Students and Mental Health
The year 2020 for the students was disastrous for many reasons. Proms were cancelled. Sport events and many academic competitions were cancelled. Students were dismayed by the sudden transition into the online learning environment. However, the most destructive and painful to the students was mental health.
For the years before the Covid-19, mental health issues among students have been undeniably harming students. Students, particularly highschool students, are extremely vulnerable to mental health disorders as they experience their first mental disorders and become clueless without understanding and accepting those feelings. Encountering their first mental instability, students still have to deal with academic pressure and social expectations around their peers.
To understand mental disorders deeply, I have reached out to my school Mental health Specialist, Maureen Muir .

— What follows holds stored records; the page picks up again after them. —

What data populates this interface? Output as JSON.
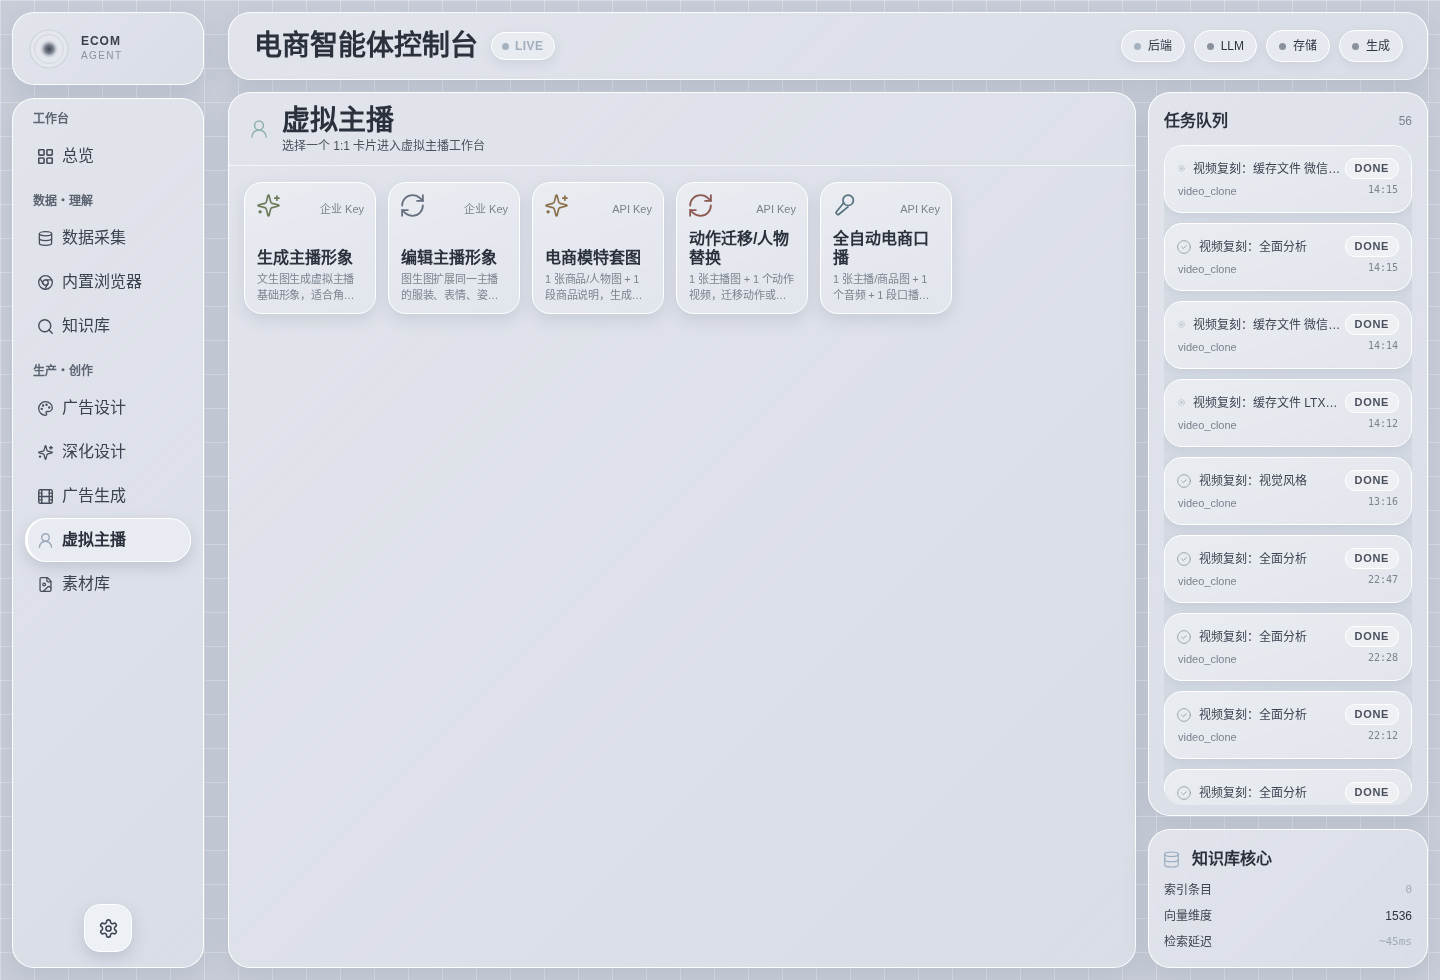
{
  "brand": {
    "name": "ECOM",
    "tagline": "AGENT"
  },
  "header": {
    "title": "电商智能体控制台",
    "live_badge": "LIVE",
    "services": [
      {
        "label": "后端",
        "color": "#a7b2c1"
      },
      {
        "label": "LLM",
        "color": "#89919c"
      },
      {
        "label": "存储",
        "color": "#89919c"
      },
      {
        "label": "生成",
        "color": "#89919c"
      }
    ]
  },
  "sidebar": {
    "sections": [
      {
        "label": "工作台",
        "items": [
          {
            "label": "总览",
            "selected": false
          }
        ]
      },
      {
        "label": "数据・理解",
        "items": [
          {
            "label": "数据采集",
            "selected": false
          },
          {
            "label": "内置浏览器",
            "selected": false
          },
          {
            "label": "知识库",
            "selected": false
          }
        ]
      },
      {
        "label": "生产・创作",
        "items": [
          {
            "label": "广告设计",
            "selected": false
          },
          {
            "label": "深化设计",
            "selected": false
          },
          {
            "label": "广告生成",
            "selected": false
          },
          {
            "label": "虚拟主播",
            "selected": true
          },
          {
            "label": "素材库",
            "selected": false
          }
        ]
      }
    ]
  },
  "page": {
    "title": "虚拟主播",
    "subtitle": "选择一个 1:1 卡片进入虚拟主播工作台",
    "cards": [
      {
        "title": "生成主播形象",
        "tag": "企业 Key",
        "description": "文生图生成虚拟主播基础形象，适合角…",
        "color": "#6c7a58"
      },
      {
        "title": "编辑主播形象",
        "tag": "企业 Key",
        "description": "图生图扩展同一主播的服装、表情、姿…",
        "color": "#687180"
      },
      {
        "title": "电商模特套图",
        "tag": "API Key",
        "description": "1 张商品/人物图 + 1 段商品说明，生成…",
        "color": "#8a7048"
      },
      {
        "title": "动作迁移/人物替换",
        "tag": "API Key",
        "description": "1 张主播图 + 1 个动作视频，迁移动作或…",
        "color": "#8c5a54"
      },
      {
        "title": "全自动电商口播",
        "tag": "API Key",
        "description": "1 张主播/商品图 + 1 个音频 + 1 段口播…",
        "color": "#56707e"
      }
    ]
  },
  "task_queue": {
    "title": "任务队列",
    "count": "56",
    "tasks": [
      {
        "kind": "cached",
        "title": "视频复刻：缓存文件 微信…",
        "status": "DONE",
        "type": "video_clone",
        "time": "14:15"
      },
      {
        "kind": "check",
        "title": "视频复刻：全面分析",
        "status": "DONE",
        "type": "video_clone",
        "time": "14:15"
      },
      {
        "kind": "cached",
        "title": "视频复刻：缓存文件 微信…",
        "status": "DONE",
        "type": "video_clone",
        "time": "14:14"
      },
      {
        "kind": "cached",
        "title": "视频复刻：缓存文件 LTX…",
        "status": "DONE",
        "type": "video_clone",
        "time": "14:12"
      },
      {
        "kind": "check",
        "title": "视频复刻：视觉风格",
        "status": "DONE",
        "type": "video_clone",
        "time": "13:16"
      },
      {
        "kind": "check",
        "title": "视频复刻：全面分析",
        "status": "DONE",
        "type": "video_clone",
        "time": "22:47"
      },
      {
        "kind": "check",
        "title": "视频复刻：全面分析",
        "status": "DONE",
        "type": "video_clone",
        "time": "22:28"
      },
      {
        "kind": "check",
        "title": "视频复刻：全面分析",
        "status": "DONE",
        "type": "video_clone",
        "time": "22:12"
      },
      {
        "kind": "check",
        "title": "视频复刻：全面分析",
        "status": "DONE"
      }
    ]
  },
  "knowledge_core": {
    "title": "知识库核心",
    "rows": [
      {
        "label": "索引条目",
        "value": "0",
        "muted": true
      },
      {
        "label": "向量维度",
        "value": "1536",
        "muted": false
      },
      {
        "label": "检索延迟",
        "value": "~45ms",
        "muted": true
      }
    ]
  }
}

“Two main mental health diagnoses that I see the most are depression and anxiety,” she said and listed symptoms. Sleeping disorder, lack of motivation, appetite changes, mood fluctuation, and so on. The impact of mental health stretches over every aspect of our daily life; every decision we make is interconnected with our status of mental health.
What was even more shocking was her later remarks about how mental health affects even physical health of the students.
“If students are not totally aware of mental health concerns that they have, actually a lot of primary care doctors see this too. People come with headaches, stomachaches, and racing hearts.”
These are small but consequential changes to our bodies and mindset. Without mental health awareness, these changes will subconsciously drives students into serious development; most notably, suicide has been the second leading cause of teenagers’ death for many years, and the teen suicide rates has been growing at an alarming speed over the past 10 years.
Coronavirus outbreak not just added but aggressively poured the fuels for mental illness for students. Suffering from an unexpected transition to a learning environment and severe social isolation from their peers, more than 75% students answered that their mental health deteriorated after the covid-19.
Depressingly, students often find themselves failed to reach out to necessary treatments, as gruesome inequality pervades throughout the mental health treatments. Placement of mental health specialists like Muir at school for students to consult with is not consistent and ultimately depends on independent school budgets not state or federal level.
There is a strong need in establishing structure essential for taking care of students with treatable mental disorders. Without quick and reliable intervention, students, falling deep into the trap of mental disorders, will have no chance of ever coming back.